Ein grauer Zahn im grünen Busch ist der ehemalige Grenzwachturm an der Puschkinallee. Mit Graffiti bedeckt, ist er in der heutigen Zeit angekommen. Er greift aber noch immer ins Gestern aus. Dass dieses Gestern weniger leicht zu erklären, zu verstehen, nachzuvollziehen ist als Gedenkstätten, Geschichtsbücher und erst recht Sonntagsreden suggerieren, zeigt die Geschichte von Dorle.

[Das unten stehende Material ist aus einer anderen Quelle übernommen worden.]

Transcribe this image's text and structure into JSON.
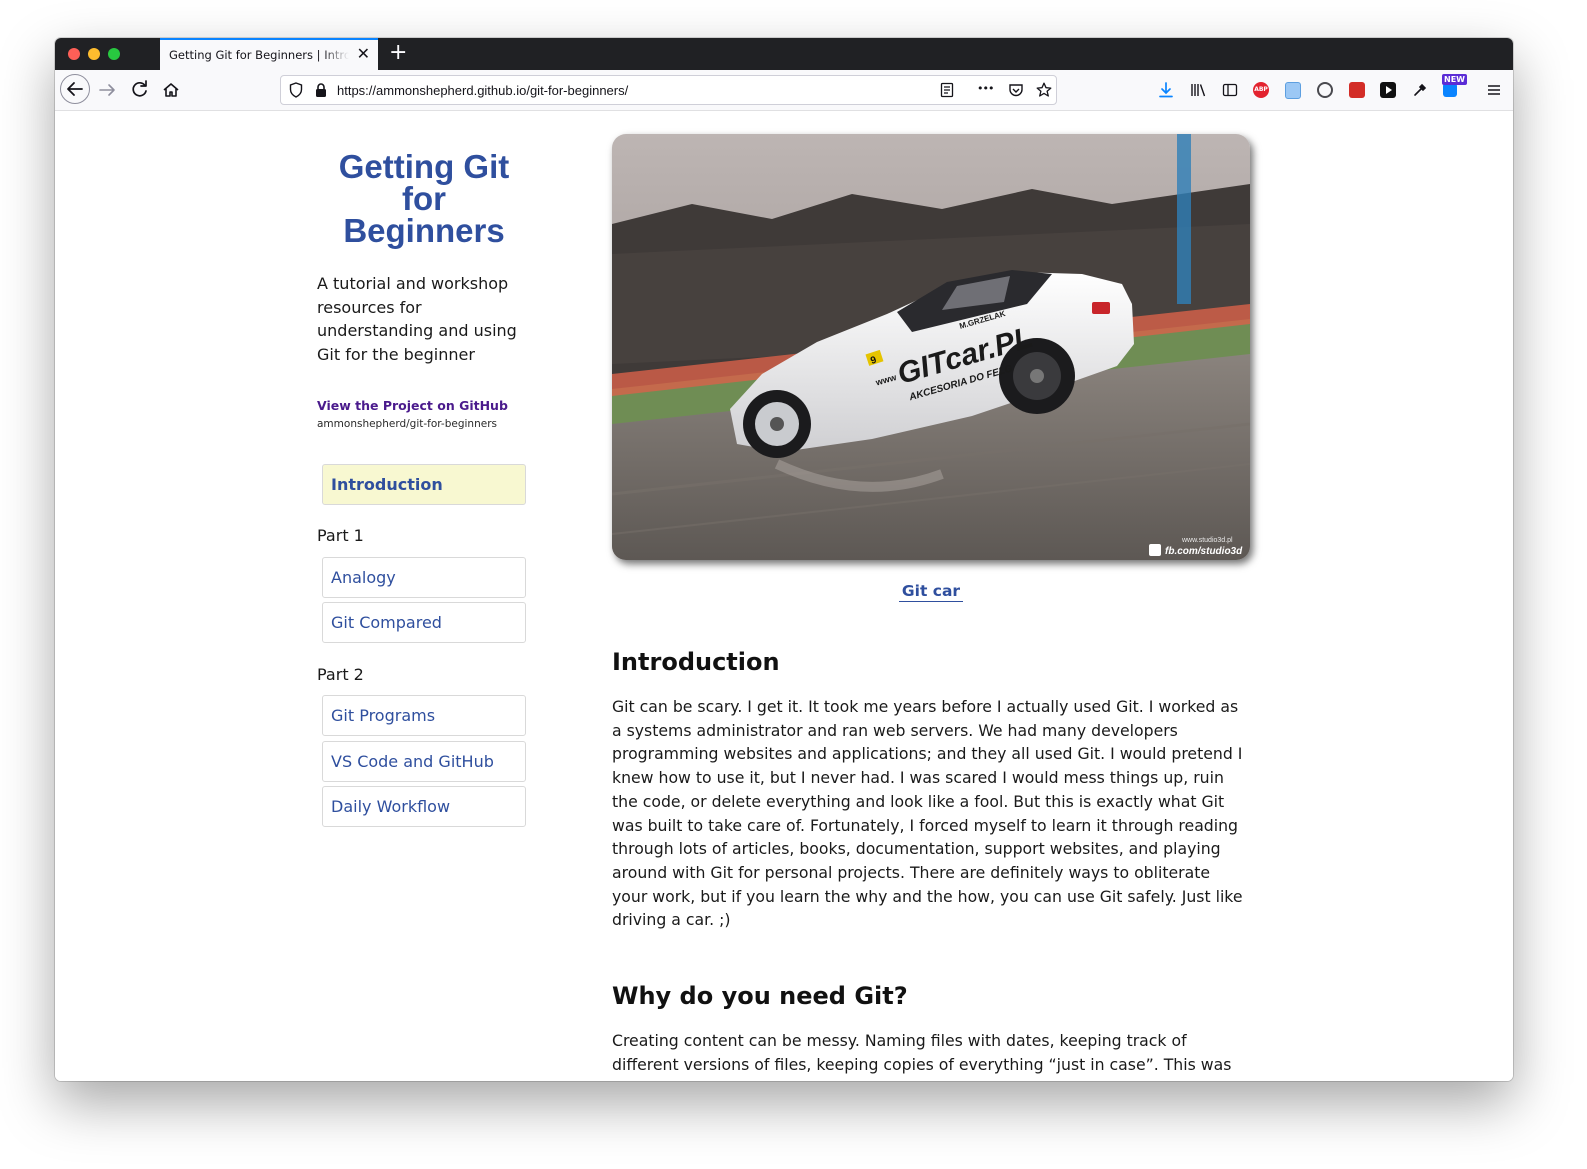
{
  "browser": {
    "tab_title": "Getting Git for Beginners | Introduction",
    "tab_close_glyph": "✕",
    "new_tab_glyph": "+",
    "url": "https://ammonshepherd.github.io/git-for-beginners/",
    "overflow_glyph": "•••",
    "new_badge": "NEW",
    "abp_label": "ABP"
  },
  "sidebar": {
    "title": "Getting Git for Beginners",
    "tagline": "A tutorial and workshop resources for understanding and using Git for the beginner",
    "github_link": "View the Project on GitHub",
    "github_repo": "ammonshepherd/git-for-beginners",
    "nav_intro": "Introduction",
    "part1_label": "Part 1",
    "part1_items": [
      "Analogy",
      "Git Compared"
    ],
    "part2_label": "Part 2",
    "part2_items": [
      "Git Programs",
      "VS Code and GitHub",
      "Daily Workflow"
    ]
  },
  "main": {
    "hero_caption": "Git car",
    "car_texts": {
      "brand": "GITcar.PL",
      "sub": "AKCESORIA DO FELG",
      "web": "www",
      "driver": "M.GRZELAK",
      "number": "9",
      "watermark": "fb.com/studio3d",
      "watermark_site": "www.studio3d.pl"
    },
    "intro_heading": "Introduction",
    "intro_text": "Git can be scary. I get it. It took me years before I actually used Git. I worked as a systems administrator and ran web servers. We had many developers programming websites and applications; and they all used Git. I would pretend I knew how to use it, but I never had. I was scared I would mess things up, ruin the code, or delete everything and look like a fool. But this is exactly what Git was built to take care of. Fortunately, I forced myself to learn it through reading through lots of articles, books, documentation, support websites, and playing around with Git for personal projects. There are definitely ways to obliterate your work, but if you learn the why and the how, you can use Git safely. Just like driving a car. ;)",
    "why_heading": "Why do you need Git?",
    "why_text": "Creating content can be messy. Naming files with dates, keeping track of different versions of files, keeping copies of everything “just in case”. This was especially true for me while learning web development and maintaining old files."
  },
  "colors": {
    "accent": "#2f4f9e",
    "active_nav_bg": "#f8f8d1",
    "link_visited": "#4a1a8c",
    "tab_accent": "#0a84ff"
  }
}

Diese Frau, DDR-Bürgerin, Journalistin, Tochter eines Wehrmachtsgenerals und späteren kommunistischen Polizeipräsidenten Berlins, Geliebte eines US-Bürgers, Republikflüchtige, Eingesperrte, dort zum Stasi-IM Mutierte, später ihren Verrat Bereuende, ist Objekt der Opernskulptur »Dorle«, die am Dienstag an und in diesem Wachturm aufgeführt wurde. Ihre Biografie lässt die Komplexität eines Lebens erahnen, das getrieben ist von Sehnen, Begehren und Fürchten, geprägt ist vom Machen und Tun sowie den Konsequenzen, die daraus erwachsen.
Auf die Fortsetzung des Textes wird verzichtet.